だからこそ「馬子にも衣裳」という状態になっていないか不安だったのだ。
「大丈夫です。とてもお似合いですよ」
「そっ、それなら良いけど……やっぱり不安ね。失礼がないようにしないと」
「マナーの勉強もずっとされています。大丈夫かと」
リアがいつもと変わらず淡々とした様子でアリアの質問に答える。
「そうだと……良いのだけど」
「大丈夫です」
正直、いくらリアに「大丈夫」と言われても不安でいっぱいなのは何も変わらない。でも、こうして冷静な人を見ると……自然と自分も落ち着いてくる。
「ですが、お嬢様が緊張されてしまうのも分かります。今からお会いするのは国王陛下と王妃陛下ですから」
「……ええ」
ゲームの中で国王陛下と王妃陛下が出てくるのはリチャード王子とキュリオス王子各ルートのどちらとも終盤だ。

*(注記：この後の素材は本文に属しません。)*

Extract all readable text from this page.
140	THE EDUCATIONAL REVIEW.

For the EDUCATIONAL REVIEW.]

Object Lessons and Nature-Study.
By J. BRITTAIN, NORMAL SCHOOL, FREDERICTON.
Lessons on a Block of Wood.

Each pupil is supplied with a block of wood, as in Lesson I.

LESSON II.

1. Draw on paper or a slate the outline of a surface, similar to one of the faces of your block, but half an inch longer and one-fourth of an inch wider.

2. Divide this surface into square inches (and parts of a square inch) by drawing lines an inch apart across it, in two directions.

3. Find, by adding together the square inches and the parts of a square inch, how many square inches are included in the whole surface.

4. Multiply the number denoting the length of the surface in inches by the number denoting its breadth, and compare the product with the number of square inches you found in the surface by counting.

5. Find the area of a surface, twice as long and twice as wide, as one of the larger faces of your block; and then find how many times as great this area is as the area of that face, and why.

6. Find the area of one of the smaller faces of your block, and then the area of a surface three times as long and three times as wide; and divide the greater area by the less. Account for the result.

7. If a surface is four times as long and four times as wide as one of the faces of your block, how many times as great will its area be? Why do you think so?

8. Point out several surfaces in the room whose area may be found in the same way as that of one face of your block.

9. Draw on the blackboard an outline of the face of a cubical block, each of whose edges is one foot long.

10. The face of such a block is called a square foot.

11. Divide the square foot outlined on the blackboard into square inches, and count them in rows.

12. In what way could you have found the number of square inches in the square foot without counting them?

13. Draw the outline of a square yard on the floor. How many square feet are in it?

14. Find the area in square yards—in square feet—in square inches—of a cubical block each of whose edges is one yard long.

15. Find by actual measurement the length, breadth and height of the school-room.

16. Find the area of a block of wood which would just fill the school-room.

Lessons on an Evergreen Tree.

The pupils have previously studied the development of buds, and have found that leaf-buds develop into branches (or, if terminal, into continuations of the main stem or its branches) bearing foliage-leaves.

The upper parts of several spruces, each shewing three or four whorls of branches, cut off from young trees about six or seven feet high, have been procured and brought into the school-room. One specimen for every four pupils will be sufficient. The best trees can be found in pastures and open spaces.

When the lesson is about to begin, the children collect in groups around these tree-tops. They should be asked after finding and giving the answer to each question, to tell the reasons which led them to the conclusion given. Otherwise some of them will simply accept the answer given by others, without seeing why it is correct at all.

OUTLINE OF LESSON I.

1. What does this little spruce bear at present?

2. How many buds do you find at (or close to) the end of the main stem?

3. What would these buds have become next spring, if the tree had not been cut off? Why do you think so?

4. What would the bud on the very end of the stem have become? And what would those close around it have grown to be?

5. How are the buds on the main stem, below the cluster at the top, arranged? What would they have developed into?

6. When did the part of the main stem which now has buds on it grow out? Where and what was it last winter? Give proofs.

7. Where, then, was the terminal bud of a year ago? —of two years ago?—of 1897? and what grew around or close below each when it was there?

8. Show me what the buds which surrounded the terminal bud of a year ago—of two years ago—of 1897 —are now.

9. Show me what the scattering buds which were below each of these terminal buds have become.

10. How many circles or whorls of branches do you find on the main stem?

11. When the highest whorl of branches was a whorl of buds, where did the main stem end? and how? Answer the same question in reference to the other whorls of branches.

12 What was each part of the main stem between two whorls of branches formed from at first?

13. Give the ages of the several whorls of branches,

主人公はかなり活発で物怖じしない性格として描かれていたし、前世でプレイヤーの立場だったアリアはどこか客観的に見ている様な……それこそ「お客さん」としてそのプレイ画面を見ていた。
「……」
しかし、今回は当事者でこの世界を生きる人間。ここで対応を間違えてしまえばその時点で「ジ・エンド」となってしまう可能性だってある。
「……ジ・エンドなんて簡単に言えちゃうんだから怖い話よね」
「どうかされましたか?」
「――いいえ。こっちの話よ」
「?」
不思議そうにこちらを見ているリアを誤魔化しながらアリアは微笑む。
「そう……ですか」
「ええ」
「ところで……」
「ん?」
「まさかドレスと共にネックレスも送られて来ているとは……」
「ああ、コレもほんのお詫びのつもりらしいわよ。面倒な事に巻き込んでしまったから……って」
そう言いつつアリアはネックレスを触ると、ネックレスにあしらわれている宝石が淡く光る。
キュリオス王子が送って来たネックレスはあえてたくさん宝石が使われている様な目立つモノではなく、一つの宝石が使われており、その宝石は控えめながらも存在感を感じさせる。
「……」
アリア自身そこまでアクセサリーを持っているワケではないモノの、豪華なモノをふんだんに使用しているモノではなくシンプルなモノにしたところを見て、キュリオス王子のセンスの良さを感じた。
「でも、そこまで気に病まなくても……とは思うのだけど」
そう「巻き込む」といった点ではむしろアリアの方が申し訳ないと思っていた。
なぜなら、王子がアリアと関わった事によって今回の事件が起きたからだ。そして、結局のところ事の発端はやはりあの『お茶会』という事になってしまう。
ただ「あのまま言いたい放題されたい放題で黙っていられたか」と聞かれると、答えは「NO」になるのだが。
「キュリオス殿下が『お詫び』とおっしゃられているのでしたら、その謝罪は素直に受け取るのも一つの手かと」
リアの言葉にアリアも「そうね」と答える。
そもそも、コレを送って来たのはキュリオス王子で、その理由が「お詫びの気持ち」というのであれば、ここは素直に受け取っておくべきだろう。
「それにしても、あの時はもう少し上手くやればよかったわ」
そうアリアがリアにも聞こえない様な声で一人小さく呟いた瞬間。
「お――っと」
「……」
どうやら馬車が止まったらしく、リアはそのまま馬車を操縦している人と何やら話こんでいる。
「――お嬢様」
「うん」
リアの言葉を受け、馬車を降りよう扉に手をかけた時――。
「え」
突然何の前触れもなく馬車の扉が「バンッ」と大きく開かれた。